好奇心スタイルから見える、教育と感情的幸福の関係
調査によると、ハンタースタイルは、特定の知識のギャップを埋める必要性に駆られて情報を探しているように見えました。
一方で、ビジーボディスタイルは、まったく新しい知識に出会いたいという欲求を持っている傾向が示されました。
こうしたスタイルは、その人の幸福感に関連していて、ストレスの状況や社会との関わり方が影響を与えて変化していくようです。
貧困など自分に何か足りていないと感じることが多い人(剥奪感が高い)は、知識ギャップを埋めるような行動が目立ち「ハンター」の傾向を示します。
逆に、満ち足りているという感覚が強い人は、楽しみのために自分を驚かせる新しい知識を積極的に求める傾向がありました。
剥奪感が高い参加者では、たとえば「ドイツとユダヤ人の歴史」から「ヘプヘプ暴動」「シオニズム」など、ユダヤ人の歴史に集中して検索を続けましたが、反対のスペクトルを示した人では、「物理化学」から「MeToo運動」へ飛ぶなど、まるで関連しない知識のネットワークを示しました。
もちろん単なる幸福度だけの問題でなく、好奇心スタイルにはそれぞれに異なる動機や目的があるだろう、と研究者は述べています。
好奇心にこうしたスタイルが存在することは、教育がどうあるべきか? という問題も提示しています。

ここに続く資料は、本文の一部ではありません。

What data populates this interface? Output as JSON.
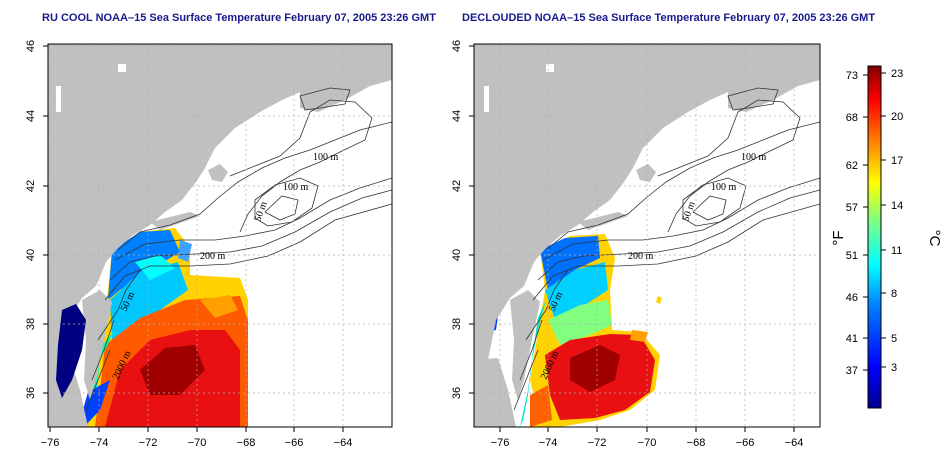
{
  "panels": [
    {
      "id": "left",
      "title": "RU COOL NOAA–15 Sea Surface Temperature February 07, 2005 23:26 GMT"
    },
    {
      "id": "right",
      "title": "DECLOUDED NOAA–15 Sea Surface Temperature February 07, 2005 23:26 GMT"
    }
  ],
  "axes": {
    "x_ticks": [
      "−76",
      "−74",
      "−72",
      "−70",
      "−68",
      "−66",
      "−64"
    ],
    "y_ticks": [
      "46",
      "44",
      "42",
      "40",
      "38",
      "36"
    ]
  },
  "contour_labels": {
    "c100a": "100 m",
    "c100b": "100 m",
    "c50": "50 m",
    "c200": "200 m",
    "c50b": "50 m",
    "c2000": "2000 m"
  },
  "colorbar": {
    "fahrenheit_unit": "°F",
    "celsius_unit": "°C",
    "fahrenheit_ticks": [
      "73",
      "68",
      "62",
      "57",
      "51",
      "46",
      "41",
      "37"
    ],
    "celsius_ticks": [
      "23",
      "20",
      "17",
      "14",
      "11",
      "8",
      "5",
      "3"
    ],
    "colors": [
      "#00008f",
      "#0000ff",
      "#0080ff",
      "#00ffff",
      "#80ff80",
      "#ffff00",
      "#ff8000",
      "#ff0000",
      "#800000"
    ]
  },
  "colors": {
    "land": "#c0c0c0",
    "grid": "#b0b0b0",
    "title": "#1a1a8c"
  }
}
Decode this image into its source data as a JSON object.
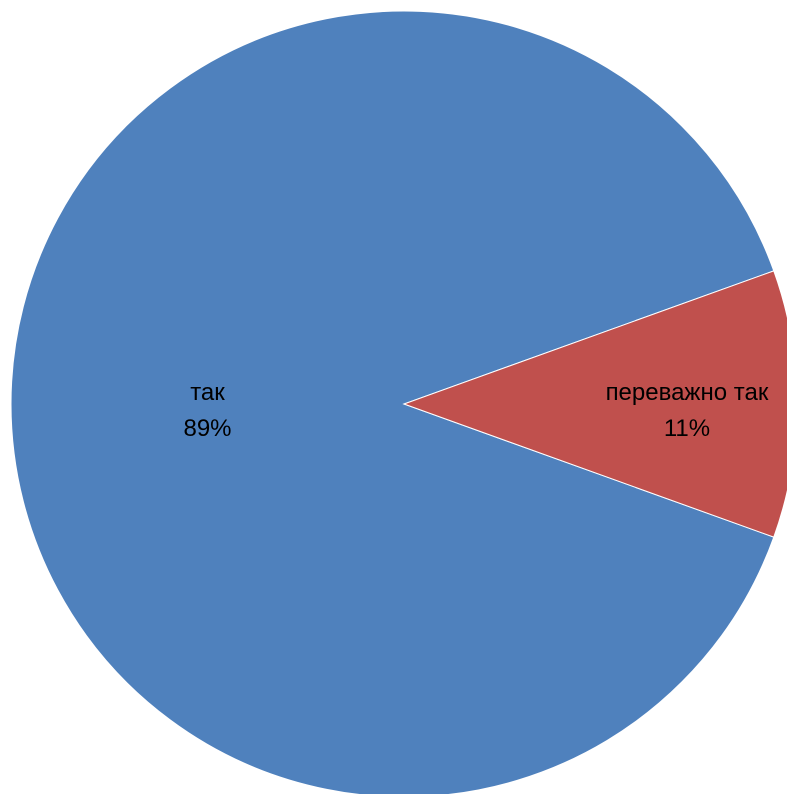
{
  "chart_data": {
    "type": "pie",
    "title": "",
    "slices": [
      {
        "label": "так",
        "value": 89,
        "percent_label": "89%",
        "color": "#4F81BD"
      },
      {
        "label": "переважно так",
        "value": 11,
        "percent_label": "11%",
        "color": "#C0504D"
      }
    ]
  }
}
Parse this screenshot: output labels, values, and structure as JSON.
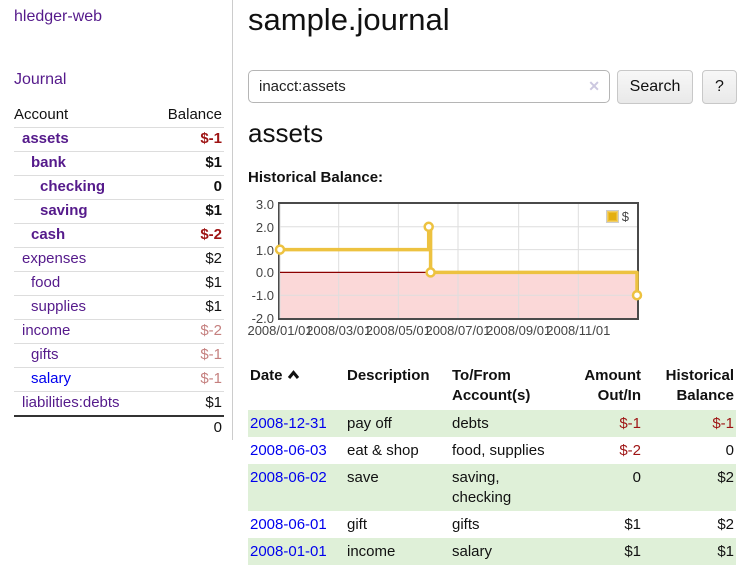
{
  "app": {
    "brand": "hledger-web",
    "nav": {
      "journal": "Journal"
    }
  },
  "sidebar": {
    "table_headers": {
      "account": "Account",
      "balance": "Balance"
    },
    "accounts": [
      {
        "name": "assets",
        "balance": "$-1"
      },
      {
        "name": "bank",
        "balance": "$1"
      },
      {
        "name": "checking",
        "balance": "0"
      },
      {
        "name": "saving",
        "balance": "$1"
      },
      {
        "name": "cash",
        "balance": "$-2"
      },
      {
        "name": "expenses",
        "balance": "$2"
      },
      {
        "name": "food",
        "balance": "$1"
      },
      {
        "name": "supplies",
        "balance": "$1"
      },
      {
        "name": "income",
        "balance": "$-2"
      },
      {
        "name": "gifts",
        "balance": "$-1"
      },
      {
        "name": "salary",
        "balance": "$-1"
      },
      {
        "name": "liabilities:debts",
        "balance": "$1"
      }
    ],
    "total": "0"
  },
  "header": {
    "title": "sample.journal"
  },
  "search": {
    "value": "inacct:assets",
    "clear_icon": "✕",
    "search_button": "Search",
    "help_button": "?"
  },
  "account_page": {
    "title": "assets",
    "chart_heading": "Historical Balance:"
  },
  "chart_data": {
    "type": "line",
    "step": true,
    "title": "Historical Balance",
    "series": [
      {
        "name": "$",
        "color": "#edc240",
        "points": [
          [
            "2008-01-01",
            1.0
          ],
          [
            "2008-06-01",
            2.0
          ],
          [
            "2008-06-03",
            0.0
          ],
          [
            "2008-12-31",
            -1.0
          ]
        ]
      }
    ],
    "xrange": [
      "2008-01-01",
      "2008-12-31"
    ],
    "ylim": [
      -2,
      3
    ],
    "xticks": [
      "2008/01/01",
      "2008/03/01",
      "2008/05/01",
      "2008/07/01",
      "2008/09/01",
      "2008/11/01"
    ],
    "yticks": [
      "3.0",
      "2.0",
      "1.0",
      "0.0",
      "-1.0",
      "-2.0"
    ],
    "grid": true,
    "legend": {
      "label": "$",
      "position": "top-right"
    },
    "negative_region": {
      "from": 0,
      "to": -2,
      "color": "#fbd8d8",
      "line_color": "#8b0000"
    }
  },
  "register": {
    "headers": {
      "date": "Date",
      "description": "Description",
      "accounts": "To/From Account(s)",
      "amount": "Amount Out/In",
      "balance": "Historical Balance"
    },
    "rows": [
      {
        "date": "2008-12-31",
        "description": "pay off",
        "accounts": "debts",
        "amount": "$-1",
        "balance": "$-1"
      },
      {
        "date": "2008-06-03",
        "description": "eat & shop",
        "accounts": "food, supplies",
        "amount": "$-2",
        "balance": "0"
      },
      {
        "date": "2008-06-02",
        "description": "save",
        "accounts": "saving, checking",
        "amount": "0",
        "balance": "$2"
      },
      {
        "date": "2008-06-01",
        "description": "gift",
        "accounts": "gifts",
        "amount": "$1",
        "balance": "$2"
      },
      {
        "date": "2008-01-01",
        "description": "income",
        "accounts": "salary",
        "amount": "$1",
        "balance": "$1"
      }
    ]
  },
  "colors": {
    "link": "#0000ee",
    "link_visited": "#551a8b",
    "negative_strong": "#9e1414",
    "negative_muted": "#c5807f",
    "row_stripe_green": "#dff0d8",
    "chart_line": "#edc240",
    "chart_negative_bg": "#fbd8d8",
    "chart_zero_line": "#8b0000"
  }
}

教室の中で、これらのデータがどう利用できるかを理解するには、まだまだ研究が必要ですが、生徒の好奇心のスタイルに合わせて知識の与え方を調整する方法が必要になるだろうと、研究者は語っています。
確かに、現在の学校教育では、幅広くいろんなことに興味を向ける人、まったく予期しない新しい知識との出会いを楽しみたい人には、うまく対応できません。
学校の勉強はあまり熱心になれなかったのに、大人になったら熱心にウィキペディアや科学サイトを閲覧しているという人も、世の中に多いのではないでしょうか?
それは1つの情報をひたすら追うより、新しい知識のつながりを構築することにワクワクする、「ビジーボディ」の好奇心スタイルを持っているためなのかもしれません。
思い返してみると授業が面白い先生は、たまに話が脇道にそれて、まったく新しい知識や雑学を交えながら授業を進めていたような気もします。
ハンタースタイルの人は、そんな授業がよく脱線する先生は苦手だったかもしれません。
今回の研究は、そうした好奇心のスタイルを可視化できる仕組みの可能性を示しています。
将来的には、生徒の好奇心のスタイルに応じて、それを尊重して勉強させていく方法も提示できるようになるかもしれません。
深く知識を追求するのか、思わぬ新しい知識に出会い驚きと喜びを得るのか、なんにせよ好奇心は、私たちの幸福にとっても重要なものであるようです。